Let them meet first, as women, to bewail and commemorate the dead.
Let them solemnly take counsel with each other as to the means
Whereby the great human family can live in peace,
Each bearing after his own time the sacred impress, not of Caesar,
But of God.

In the name of womanhood and humanity, I earnestly ask
That a general congress of women without limit of nationality
May be appointed and held at someplace deemed most convenient
And at the earliest period consistent with its objects,
To promote the alliance of the different nationalities,
The amicable settlement of international questions,
The great and general interests of peace.

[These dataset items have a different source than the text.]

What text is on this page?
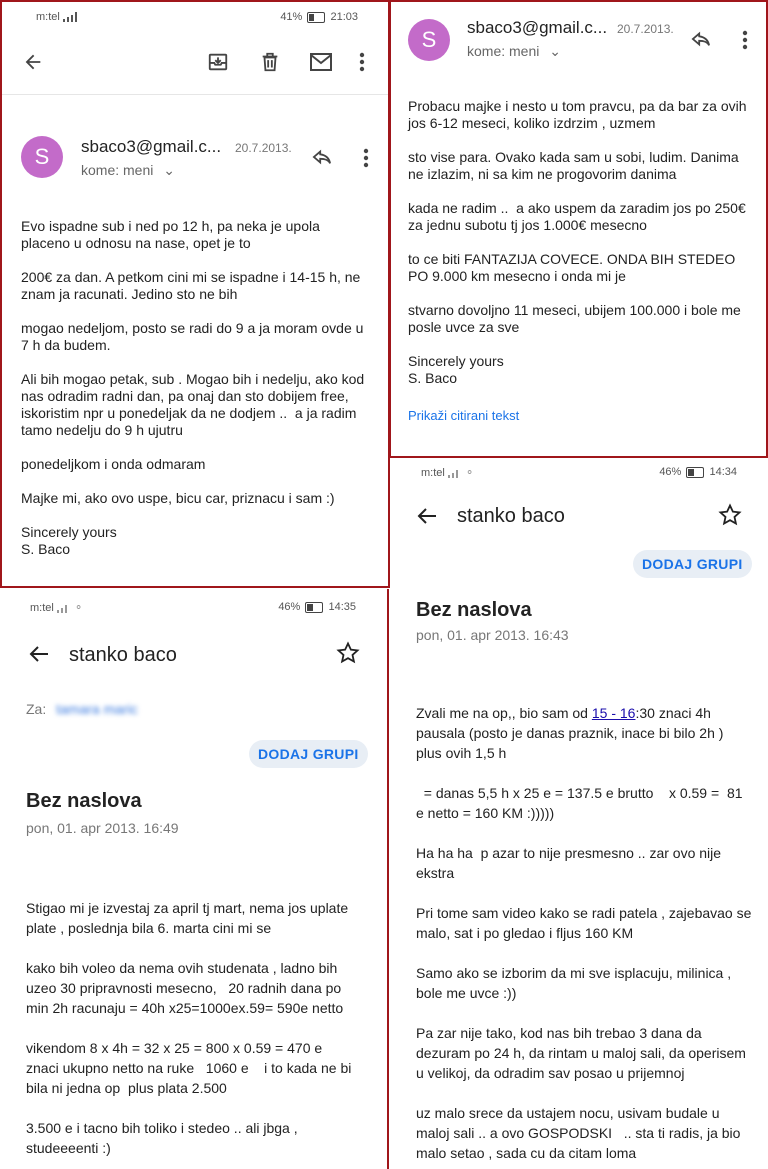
m:tel	41%	21:03
S	sbaco3@gmail.c... 20.7.2013.
kome: meni ⌄

Evo ispadne sub i ned po 12 h, pa neka je upola placeno u odnosu na nase, opet je to

200€ za dan. A petkom cini mi se ispadne i 14-15 h, ne znam ja racunati. Jedino sto ne bih

mogao nedeljom, posto se radi do 9 a ja moram ovde u 7 h da budem.

Ali bih mogao petak, sub . Mogao bih i nedelju, ako kod nas odradim radni dan, pa onaj dan sto dobijem free, iskoristim npr u ponedeljak da ne dodjem ..  a ja radim tamo nedelju do 9 h ujutru

ponedeljkom i onda odmaram

Majke mi, ako ovo uspe, bicu car, priznacu i sam :)

Sincerely yours
S. Baco
S	sbaco3@gmail.c... 20.7.2013.
kome: meni ⌄

Probacu majke i nesto u tom pravcu, pa da bar za ovih jos 6-12 meseci, koliko izdrzim , uzmem

sto vise para. Ovako kada sam u sobi, ludim. Danima ne izlazim, ni sa kim ne progovorim danima

kada ne radim ..  a ako uspem da zaradim jos po 250€ za jednu subotu tj jos 1.000€ mesecno

to ce biti FANTAZIJA COVECE. ONDA BIH STEDEO PO 9.000 km mesecno i onda mi je

stvarno dovoljno 11 meseci, ubijem 100.000 i bole me posle uvce za sve

Sincerely yours
S. Baco
Prikaži citirani tekst
m:tel ⚬	46%	14:35
stanko baco
Za: tamara maric
DODAJ GRUPI
Bez naslova
pon, 01. apr 2013. 16:49

Stigao mi je izvestaj za april tj mart, nema jos uplate plate , poslednja bila 6. marta cini mi se

kako bih voleo da nema ovih studenata , ladno bih uzeo 30 pripravnosti mesecno,   20 radnih dana po min 2h racunaju = 40h x25=1000ex.59= 590e netto

vikendom 8 x 4h = 32 x 25 = 800 x 0.59 = 470 e    znaci ukupno netto na ruke   1060 e    i to kada ne bi bila ni jedna op  plus plata 2.500

3.500 e i tacno bih toliko i stedeo .. ali jbga , studeeeenti :)

m:tel ⚬	46%	14:34
stanko baco
DODAJ GRUPI
Bez naslova
pon, 01. apr 2013. 16:43

Zvali me na op,, bio sam od 15 - 16:30 znaci 4h pausala (posto je danas praznik, inace bi bilo 2h ) plus ovih 1,5 h

= danas 5,5 h x 25 e = 137.5 e brutto    x 0.59 =  81 e netto = 160 KM :)))))

Ha ha ha  p azar to nije presmesno .. zar ovo nije ekstra

Pri tome sam video kako se radi patela , zajebavao se malo, sat i po gledao i fljus 160 KM

Samo ako se izborim da mi sve isplacuju, milinica , bole me uvce :))

Pa zar nije tako, kod nas bih trebao 3 dana da dezuram po 24 h, da rintam u maloj sali, da operisem u velikoj, da odradim sav posao u prijemnoj

uz malo srece da ustajem nocu, usivam budale u maloj sali .. a ovo GOSPODSKI   .. sta ti radis, ja bio malo setao , sada cu da citam loma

The Original Idea for Mother’s Day

Thanks to Nick Lyons for passing this on to me.

Excerpts from The Motherhood Manifesto:

Mother’s Day began as a day to commemorate women’s public activism, not as the celebration of one individual mother’s devotion to her own family.

In 1858, Anna Reeve Jarvis organized Mother’s Work Days in West Virginia. Her immediate goal was to improve sanitation in Appalachian communities. Later, in 1872, Julia Ward Howe—author of the “Battle Hymn of the Republic”—promoted an annual “Mothers’ Day for Peace.” Devoted to abolishing all wars, Howe wrote: “Our husbands shall not come to us reeking with carnage. … Our sons shall not be taken from us to unlearn all that we have been able to teach them of charity, mercy and patience. We, the women of one country will be too tender of those of another country to allow our sons to be trained to injure theirs.”

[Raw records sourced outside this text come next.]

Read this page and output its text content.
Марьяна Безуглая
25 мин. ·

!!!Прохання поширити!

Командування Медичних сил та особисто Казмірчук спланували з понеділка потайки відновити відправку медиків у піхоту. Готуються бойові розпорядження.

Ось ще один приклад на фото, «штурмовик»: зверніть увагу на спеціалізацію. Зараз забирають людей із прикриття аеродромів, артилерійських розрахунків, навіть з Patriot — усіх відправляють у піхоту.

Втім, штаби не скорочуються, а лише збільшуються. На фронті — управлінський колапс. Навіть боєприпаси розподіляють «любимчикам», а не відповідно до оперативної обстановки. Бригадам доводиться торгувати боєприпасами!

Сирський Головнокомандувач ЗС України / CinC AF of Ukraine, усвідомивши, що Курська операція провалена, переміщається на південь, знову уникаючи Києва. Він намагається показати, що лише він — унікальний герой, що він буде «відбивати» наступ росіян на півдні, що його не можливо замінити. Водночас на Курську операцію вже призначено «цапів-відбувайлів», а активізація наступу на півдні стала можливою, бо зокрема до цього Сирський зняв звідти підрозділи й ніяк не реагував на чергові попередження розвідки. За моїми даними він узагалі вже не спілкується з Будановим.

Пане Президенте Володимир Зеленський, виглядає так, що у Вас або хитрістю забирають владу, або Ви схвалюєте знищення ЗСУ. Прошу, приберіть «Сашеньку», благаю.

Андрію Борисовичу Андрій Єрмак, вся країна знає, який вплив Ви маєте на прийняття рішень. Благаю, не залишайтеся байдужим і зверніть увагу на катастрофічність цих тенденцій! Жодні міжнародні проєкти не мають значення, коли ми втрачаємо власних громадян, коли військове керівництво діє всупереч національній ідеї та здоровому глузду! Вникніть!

Unfortunately, she turned out to be wrong.

For the next 30 years, Americans celebrated Mother’s Day for Peace on June 2. To women activists, the connection between motherhood and the struggle for social and economic justice seemed self-evident. These were middle-class women reformers who had fought to end slavery, launched campaigns against lynching, exposed consumer fraud, fought for suffrage and improved working conditions for women workers, ended child labor, demanded clean food and drugs and insisted upon social welfare assistance to the poor.

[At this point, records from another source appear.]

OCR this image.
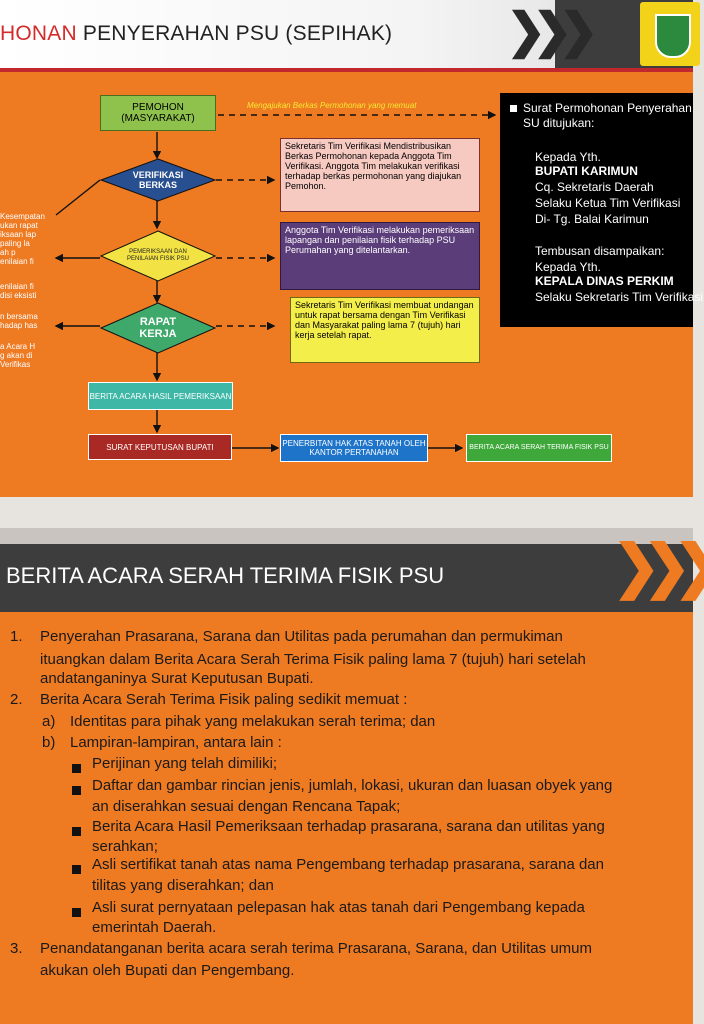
HONAN PENYERAHAN PSU (SEPIHAK) ❯❯❯
PEMOHON (MASYARAKAT)
Mengajukan Berkas Permohonan yang memuat
VERIFIKASI BERKAS
Sekretaris Tim Verifikasi Mendistribusikan Berkas Permohonan kepada Anggota Tim Verifikasi. Anggota Tim melakukan verifikasi terhadap berkas permohonan yang diajukan Pemohon.
PEMERIKSAAN DAN PENILAIAN FISIK PSU
Anggota Tim Verifikasi melakukan pemeriksaan lapangan dan penilaian fisik terhadap PSU Perumahan yang ditelantarkan.
RAPAT KERJA
Sekretaris Tim Verifikasi membuat undangan untuk rapat bersama dengan Tim Verifikasi dan Masyarakat paling lama 7 (tujuh) hari kerja setelah rapat.
BERITA ACARA HASIL PEMERIKSAAN
SURAT KEPUTUSAN BUPATI	PENERBITAN HAK ATAS TANAH OLEH KANTOR PERTANAHAN
BERITA ACARA SERAH TERIMA FISIK PSU
Kesempatan
ukan rapat
iksaan lap
paling la
ah p
enilaian fi
enilaian fi
disi eksisti
n bersama
hadap has
a Acara H
g akan di
Verifikas
Surat Permohonan Penyerahan
SU ditujukan:
Kepada Yth.
BUPATI KARIMUN
Cq. Sekretaris Daerah
Selaku Ketua Tim Verifikasi
Di- Tg. Balai Karimun
Tembusan disampaikan:
Kepada Yth.
KEPALA DINAS PERKIM
Selaku Sekretaris Tim Verifikasi
BERITA ACARA SERAH TERIMA FISIK PSU	❯❯❯
1. Penyerahan Prasarana, Sarana dan Utilitas pada perumahan dan permukiman
ituangkan dalam Berita Acara Serah Terima Fisik paling lama 7 (tujuh) hari setelah
andatanganinya Surat Keputusan Bupati.
2. Berita Acara Serah Terima Fisik paling sedikit memuat :
a) Identitas para pihak yang melakukan serah terima; dan
b) Lampiran-lampiran, antara lain :
Perijinan yang telah dimiliki;
Daftar dan gambar rincian jenis, jumlah, lokasi, ukuran dan luasan obyek yang
an diserahkan sesuai dengan Rencana Tapak;
Berita Acara Hasil Pemeriksaan terhadap prasarana, sarana dan utilitas yang
serahkan;
Asli sertifikat tanah atas nama Pengembang terhadap prasarana, sarana dan
tilitas yang diserahkan; dan
Asli surat pernyataan pelepasan hak atas tanah dari Pengembang kepada
emerintah Daerah.
3. Penandatanganan berita acara serah terima Prasarana, Sarana, dan Utilitas umum
akukan oleh Bupati dan Pengembang.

In 1907, Anna Jarvis, daughter of the original Virginia organizer decided to campaign for a national Mother’s Day. By then, America was well on its way to becoming a consumer society. Politicians and businessmen eagerly embraced the idea of celebrating the private sacrifices made by individual mothers. As The Florists’ Review, the industry’s trade journal, bluntly put it, “This was a holiday that could be exploited.” Heavily lobbied by the flower and card industries, Congress declared the second Sunday in May to be Mother’s Day in 1914.

The new advertising industry quickly taught Americans how to honor their mothers—by buying flowers. Outraged by florists who sold carnations for the then-exorbitant price of $1 a piece, Anna Jarvis campaigned against those who “would undermine Mother’s Day with their greed.” Naturally, she lost. Since then, Mother’s Day has ballooned into a billion-dollar holiday.

During recent decades, women activists have resurrected Mother’s Day as a holiday that celebrates women’s political engagement in society. Women have protested at nuclear test sites and have marched against gun violence. This year Codepink: Women for Peace will hold a national vigil in the nation’s capital to protest the needless deaths of American and Iraqi soldiers and civilians.

Nineteenth-century women dared to dream of a day that honored women’s commitment to peace, justice and political activism. We can do no less. We should honor their vision by committing ourselves to solving the Care Crisis and promoting the rights of working mothers.